Ноди не произносит ни слова, Бухезайхе с силой пожимает руку швейцару и фамильярно хлопает его по животу. Ноги троих мужчин утопают в мягком ковре. В гардеробе Лутрель освобождается от своего пальто, достает гаванскую сигару и с расчетливой медлительностью направляется к игорному залу. Он щелкает пальцами. Идущий сзади него Бухезайхе тотчас же чиркает спичкой и подносит пламя к сигаре. Лутрель делает глубокую затяжку, выпускает дым, окидывая взглядом салон. Затем он медленно идет к бару, удостаивая завсегдатаев улыбкой, рукопожатием или обменом острот. Ноди молча наблюдает на ним. Лутрелю понадобилось всего несколько месяцев, чтобы войти в хорошее общество. Он великолепно играет разных персонажей, скрываясь под вымышленными именами. Его новые знакомые — артисты, банкиры, промышленники и вся эта армия нуворишей, разбогатевших на войне, — введены в заблуждение его респектабельностью и угадываемой в нем опасной силой.

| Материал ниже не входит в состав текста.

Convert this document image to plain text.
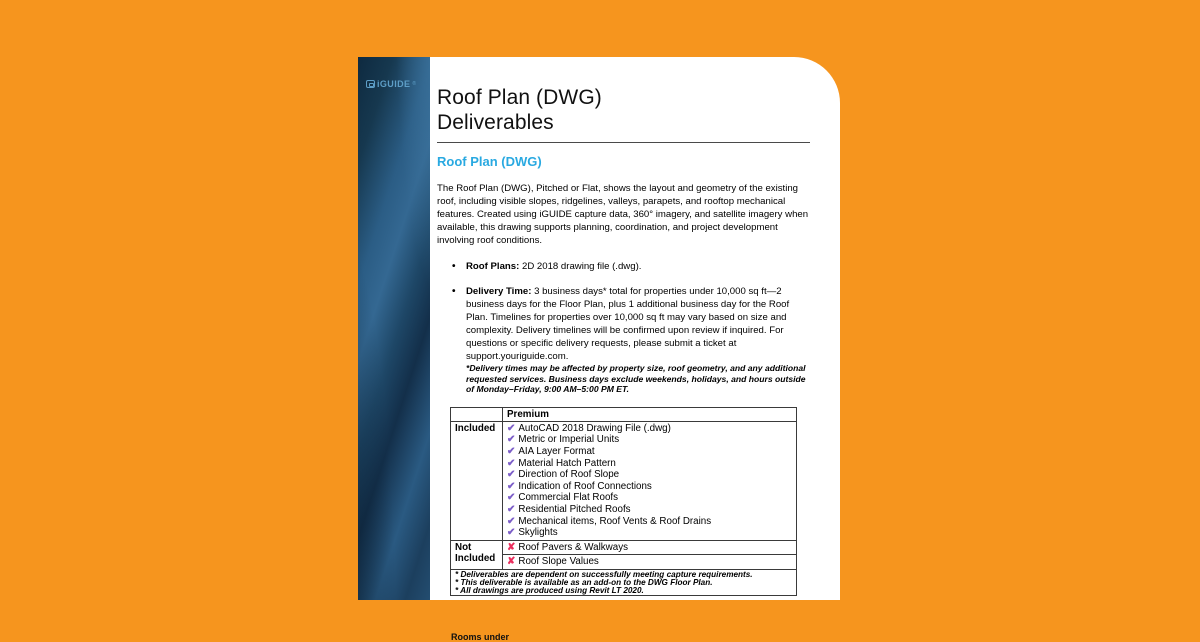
iGUIDE ®
Roof Plan (DWG)
Deliverables
Roof Plan (DWG)

The Roof Plan (DWG), Pitched or Flat, shows the layout and geometry of the existing roof, including visible slopes, ridgelines, valleys, parapets, and rooftop mechanical features. Created using iGUIDE capture data, 360° imagery, and satellite imagery when available, this drawing supports planning, coordination, and project development involving roof conditions.

• Roof Plans: 2D 2018 drawing file (.dwg).
• Delivery Time: 3 business days* total for properties under 10,000 sq ft—2 business days for the Floor Plan, plus 1 additional business day for the Roof Plan. Timelines for properties over 10,000 sq ft may vary based on size and complexity. Delivery timelines will be confirmed upon review if inquired. For questions or specific delivery requests, please submit a ticket at support.youriguide.com.
*Delivery times may be affected by property size, roof geometry, and any additional requested services. Business days exclude weekends, holidays, and hours outside of Monday–Friday, 9:00 AM–5:00 PM ET.
	Premium
Included	✔ AutoCAD 2018 Drawing File (.dwg)
✔ Metric or Imperial Units
✔ AIA Layer Format
✔ Material Hatch Pattern
✔ Direction of Roof Slope
✔ Indication of Roof Connections
✔ Commercial Flat Roofs
✔ Residential Pitched Roofs
✔ Mechanical items, Roof Vents & Roof Drains
✔ Skylights

Not
Included	✘ Roof Pavers & Walkways

	✘ Roof Slope Values

* Deliverables are dependent on successfully meeting capture requirements.
* This deliverable is available as an add-on to the DWG Floor Plan.
* All drawings are produced using Revit LT 2020.	
Rooms under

Взобравшись на высокий табурет и потягивая шампанское, Ноди дуется. Любого другого, кроме Лутреля, вытащившего его из мещанского мира провинциальной буржуазии и посвятившего в рискованное ремесло гангстера, любого другого, кроме этого опасного друга, способного безжалостно уничтожить своих заблудших соучастников, он бы уже давно послал подальше.
Телохранителю надоело таскаться по ночным клубам, где, держа руку в кармане своего пиджака и сжимая пальцами приклад кольта (как не вспомнить о Сопротивлении), он должен быть готов защищать своего хозяина, занятого танцами, выпивкой и соблазнением красивых самок. С тех пор как в его жизнь вошла Пьеретта, Рэймон не может представить свою жизнь без нее. Он влюблен. Он, девиз которого было: новое увлечение избавляет от старого, — он думает теперь только о Пьеретте. Он готов провести с ней в постели остаток своих дней, даже если ему суждено умереть от излишества — так волнует его ее тело. Внезапно он выходит из состояния задумчивости.
— Пьер, скажи, пожалуйста…
— Да?
— Почему бы Аттия тоже иногда не дежурить по ночам?
Бухезайхе одобрительно кивает. Лутрель возмущен.
— У вас нет сердца. Жо нуждается в отдыхе после депортации. Кроме того, у него семья: мать, жена, дочка, не говоря уже о том, что он только что купил себе бистро. Ему нельзя рисковать. Для полицейских он — бывший депортированный, а значит, вне подозрений. Неужели вам непонятно? О господи, что за люди!
Неожиданно он ставит бокал на стойку бара и восклицает:
— А вот и она!
Ноди и Бухезайхе поворачивают головы к двери, как и многие другие мужчины, присутствующие в игорном зале. С распущенными по обнаженным плечам завитыми белокурыми волосами, затянутая в черное платье, на пороге застыла Мартина Кароль, наслаждаясь произведенным эффектом. Медленным взглядом она окидывает зал, замечает Лутреля и улыбается ему.
Мартина и Пьер познакомились год назад в «Баккара», рос кошном кабаре на улице Понтье. Молодая звезда сидела со своей подругой Колетт Марс за столиком богатейшего коммодора Дуйи — Онассиса своего времени. Сидевший в баре Лутрель не отрывал от нее глаз. Не в силах сдерживать себя, он приосанился, подошел к ее столику и пригласил ее на танец.
Мартина приняла приглашение. Она интуитивно поняла, что за ангельской улыбкой скрывается демон. Ее руки нащупали его крепкие мышцы, какие редко бывают у занятых делами бизнесменов. Известно, что порок обладает притягательной силой. В углах его глаз Мартина различила едва заметные точки. Из неразборчивого чтения своей юности она почерпнула, что подобной татуировкой украшали себя штрафники. Самые крутые.
Молодая актриса полна романтизма, поэтому она не отстраняется, когда незнакомец теснее привлекает ее к себе. После танца Лутрель провожает ее к столику, за которым уже устроился Ноди. Пьер представляется: Морис де ля Моль. Коммодор неохотно протягивает ему руку, предлагает шампанское, Лутрель аристократически отказывается.
— Извините, но мы с мадемуазель откланиваемся.
Все с удивлением смотрят на него. Губы его улыбаются, но взгляд жесткий, тон властный. Коммодор отмечает, что хорошие манеры деградировали за время войны, а он уже не в том возрасте, чтобы меняться.